FIG. 2 shows two sampling circuits. In particular, FIG. 2A illustrates a first rising-edge sampling circuit operative for generation of a first sampling clock signal CLK1, wherein said first sampling clock signal CLK1 is generated by an AND operation of the clock signal and the first flag signal FLAG1 provided by a first AND gate 12; while, similarly, FIG. 2B illustrates a second rising-edge sampling circuit operative for generation of a second sampling clock signal CLK2, wherein said second sampling clock signal CLK2 is generated by an AND operation of the clock signal and the second flag signal FLAG2 provided by a second AND gate 14. On the other hand, the circuit structure shown in FIG. 3A and FIG. 3B is almost identical to that shown in FIG. 2A and FIG. 2B. The only difference is that the sampling circuits in FIG. 3A and FIG. 3B are falling-edge-triggered, and the related circuit elements and configurations are the same. In addition, it is further found that, in FIG. 2 and FIG. 3, the same circuit structure is adopted for both rising-edge sampling circuits and falling-edge sampling circuits, and such a circuit structure is different from our inventive circuit structure.
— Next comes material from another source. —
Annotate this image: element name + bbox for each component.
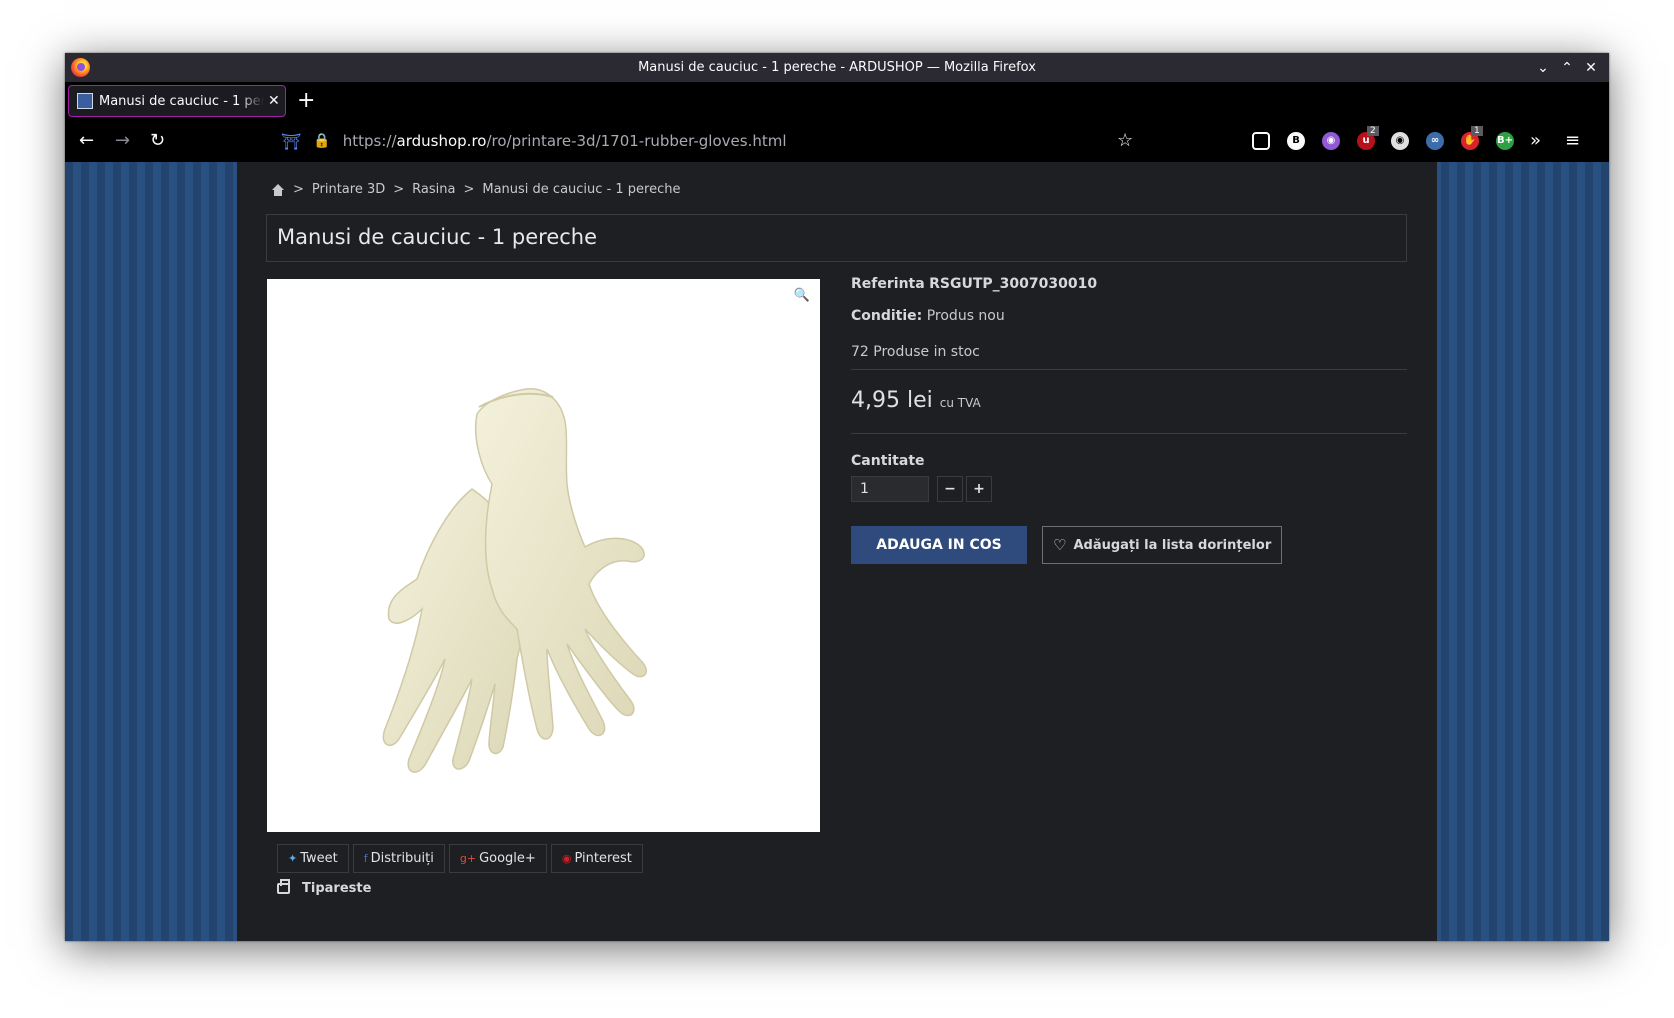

Please refer to FIG. 4, which is a general timing diagram of the conventional circuit shown in FIG. 2 and FIG. 3, wherein the first sampling clock signal CLK1 is proved to be obtained by an AND operation of the clock signal and the first flag signal FLAG1, and similarly the second sampling clock signal CLK2 is proved to be obtained by an AND operation of the clock signal and the second flag signal FLAG2. In FIG. 4, the data transfer is performed in a low-level region (labeled as “a”) of the timing of the clock signal, and the low-level region is limited to be within only half a clock cycle. Therefore, the first sampling clock signal CLK1 and the second sampling clock signal CLK2 remain unaffected because the transitions of the first flag signal FLAG1 and the second flag signal FLAG2 are performed in a low-level region.
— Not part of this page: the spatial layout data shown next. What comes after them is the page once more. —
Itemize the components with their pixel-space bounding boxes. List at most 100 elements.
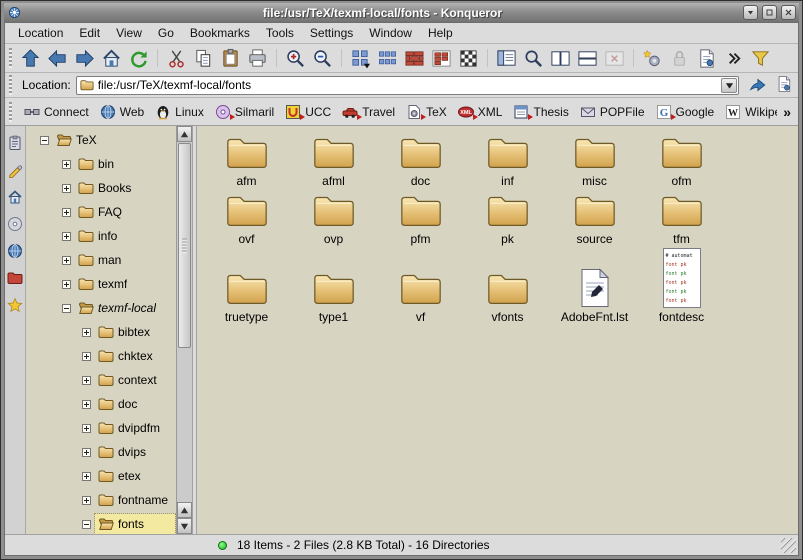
text-view-button[interactable] bbox=[428, 46, 455, 71]
expander-icon[interactable] bbox=[82, 400, 91, 409]
document-button[interactable] bbox=[693, 46, 720, 71]
bookmark-item[interactable]: Web bbox=[96, 102, 148, 122]
bookmark-item[interactable]: Linux bbox=[151, 102, 208, 122]
location-toolbar-handle[interactable] bbox=[9, 75, 12, 95]
file-item[interactable]: type1 bbox=[311, 268, 357, 326]
expander-icon[interactable] bbox=[82, 328, 91, 337]
bookmark-item[interactable]: Google bbox=[652, 102, 719, 122]
menu-item[interactable]: Bookmarks bbox=[183, 24, 257, 42]
tree-item[interactable]: texmf-local bbox=[26, 296, 176, 320]
tree-item[interactable]: etex bbox=[26, 464, 176, 488]
tree-item-body[interactable]: dvipdfm bbox=[95, 418, 175, 438]
toolbar-handle[interactable] bbox=[9, 48, 12, 68]
tree-item[interactable]: context bbox=[26, 368, 176, 392]
scroll-up-button[interactable] bbox=[177, 126, 192, 142]
sidebar-module-devices[interactable] bbox=[7, 215, 24, 232]
back-button[interactable] bbox=[44, 46, 71, 71]
file-item[interactable]: doc bbox=[398, 132, 444, 190]
expander-icon[interactable] bbox=[62, 280, 71, 289]
bookmark-overflow-chevron[interactable]: » bbox=[780, 104, 794, 120]
bookmark-item[interactable]: TeX bbox=[402, 102, 451, 122]
menu-item[interactable]: Settings bbox=[303, 24, 360, 42]
menu-item[interactable]: View bbox=[109, 24, 149, 42]
find-file-button[interactable] bbox=[520, 46, 547, 71]
bookmark-item[interactable]: UCC bbox=[281, 102, 335, 122]
forward-button[interactable] bbox=[71, 46, 98, 71]
expander-icon[interactable] bbox=[82, 496, 91, 505]
expander-icon[interactable] bbox=[62, 184, 71, 193]
file-item[interactable]: truetype bbox=[224, 268, 270, 326]
scroll-down-button[interactable] bbox=[177, 518, 192, 534]
menu-item[interactable]: Location bbox=[11, 24, 70, 42]
file-item[interactable]: pk bbox=[485, 190, 531, 248]
file-item[interactable]: afml bbox=[311, 132, 357, 190]
icon-view[interactable]: afm afml doc bbox=[197, 126, 798, 534]
file-item[interactable]: afm bbox=[224, 132, 270, 190]
tree-item[interactable]: texmf bbox=[26, 272, 176, 296]
file-item[interactable]: vf bbox=[398, 268, 444, 326]
expander-icon[interactable] bbox=[82, 448, 91, 457]
tree-item-body[interactable]: Books bbox=[75, 178, 175, 198]
tree-item[interactable]: FAQ bbox=[26, 200, 176, 224]
close-button[interactable] bbox=[781, 5, 796, 20]
sidebar-module-root[interactable] bbox=[7, 269, 24, 286]
bookmark-item[interactable]: Wikipedia bbox=[721, 102, 777, 122]
tree-item-body[interactable]: FAQ bbox=[75, 202, 175, 222]
file-item[interactable]: ovp bbox=[311, 190, 357, 248]
expander-icon[interactable] bbox=[82, 472, 91, 481]
tree-item-body[interactable]: doc bbox=[95, 394, 175, 414]
titlebar[interactable]: file:/usr/TeX/texmf-local/fonts - Konque… bbox=[4, 3, 799, 22]
show-navigation-panel-button[interactable] bbox=[493, 46, 520, 71]
copy-button[interactable] bbox=[190, 46, 217, 71]
menu-item[interactable]: Go bbox=[151, 24, 181, 42]
tree-item[interactable]: chktex bbox=[26, 344, 176, 368]
expander-icon[interactable] bbox=[62, 208, 71, 217]
zoom-out-button[interactable] bbox=[309, 46, 336, 71]
expander-icon[interactable] bbox=[40, 136, 49, 145]
file-item[interactable]: tfm bbox=[659, 190, 705, 248]
maximize-button[interactable] bbox=[762, 5, 777, 20]
scroll-up-button-2[interactable] bbox=[177, 502, 192, 518]
print-button[interactable] bbox=[244, 46, 271, 71]
expander-icon[interactable] bbox=[82, 376, 91, 385]
tree-item-body[interactable]: texmf bbox=[75, 274, 175, 294]
cut-button[interactable] bbox=[163, 46, 190, 71]
zoom-in-button[interactable] bbox=[282, 46, 309, 71]
tree-item[interactable]: doc bbox=[26, 392, 176, 416]
toolbar-overflow-button[interactable] bbox=[720, 46, 747, 71]
sidebar-module-history[interactable] bbox=[7, 161, 24, 178]
resize-grip[interactable] bbox=[781, 538, 796, 553]
paste-button[interactable] bbox=[217, 46, 244, 71]
location-extension-button[interactable] bbox=[775, 75, 793, 96]
location-combobox[interactable] bbox=[76, 76, 739, 95]
file-item[interactable]: ofm bbox=[659, 132, 705, 190]
konqueror-app-icon[interactable] bbox=[7, 5, 22, 20]
tree-item-body[interactable]: info bbox=[75, 226, 175, 246]
tree-item-body[interactable]: TeX bbox=[53, 130, 175, 150]
mixed-view-button[interactable] bbox=[455, 46, 482, 71]
tree-item-body[interactable]: bibtex bbox=[95, 322, 175, 342]
expander-icon[interactable] bbox=[62, 256, 71, 265]
tree-scrollbar[interactable] bbox=[176, 126, 192, 534]
tree-item[interactable]: Books bbox=[26, 176, 176, 200]
expander-icon[interactable] bbox=[82, 520, 91, 529]
icon-view-button[interactable] bbox=[347, 46, 374, 71]
file-item[interactable]: AdobeFnt.lst bbox=[561, 268, 628, 326]
split-view-left-right-button[interactable] bbox=[547, 46, 574, 71]
sidebar-module-network[interactable] bbox=[7, 242, 24, 259]
file-item[interactable]: ovf bbox=[224, 190, 270, 248]
sidebar-module-home[interactable] bbox=[7, 188, 24, 205]
tree-item-body[interactable]: man bbox=[75, 250, 175, 270]
up-button[interactable] bbox=[17, 46, 44, 71]
tree-item[interactable]: man bbox=[26, 248, 176, 272]
file-item[interactable]: misc bbox=[572, 132, 618, 190]
sidebar-module-bookmarks[interactable] bbox=[7, 296, 24, 313]
bookmark-item[interactable]: Connect bbox=[20, 102, 93, 122]
file-item[interactable]: source bbox=[572, 190, 618, 248]
tree-item[interactable]: info bbox=[26, 224, 176, 248]
multicolumn-view-button[interactable] bbox=[374, 46, 401, 71]
filter-button[interactable] bbox=[747, 46, 774, 71]
customize-button[interactable] bbox=[639, 46, 666, 71]
file-item[interactable]: pfm bbox=[398, 190, 444, 248]
bookmark-item[interactable]: Silmaril bbox=[211, 102, 278, 122]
FIG. 5 shows a timing diagram relative to that shown in FIG. 4. In the drawing, the error in high-speed operations of a general buffer circuit as shown in FIG. 2 and FIG. 3 has been illustrated, wherein the time interval between clock II and clock III is 0.6 ns. When the transitions of the first flag signal FLAG1 and the second flag signal FLAG2 occur during clock III, the excess pulse (labeled as “b”) may cause a certain amount of error data input into the buffer such that the incomplete pulse (labeled as “c”) may lead to an error of sampling data. In such a manner, the mentioned insufficient timing problem in that the error data are stored in the buffer occurs and may become more serious in high-speed data transfer operations. Moreover, in the prior art, the transitions of the flag signals can only be performed in a half-a-clock-cycle low-level region of the timing of the clock signal; otherwise, the excess pulse signal may cause an error storage of the data. Needless to say, there is a need for solving the problem.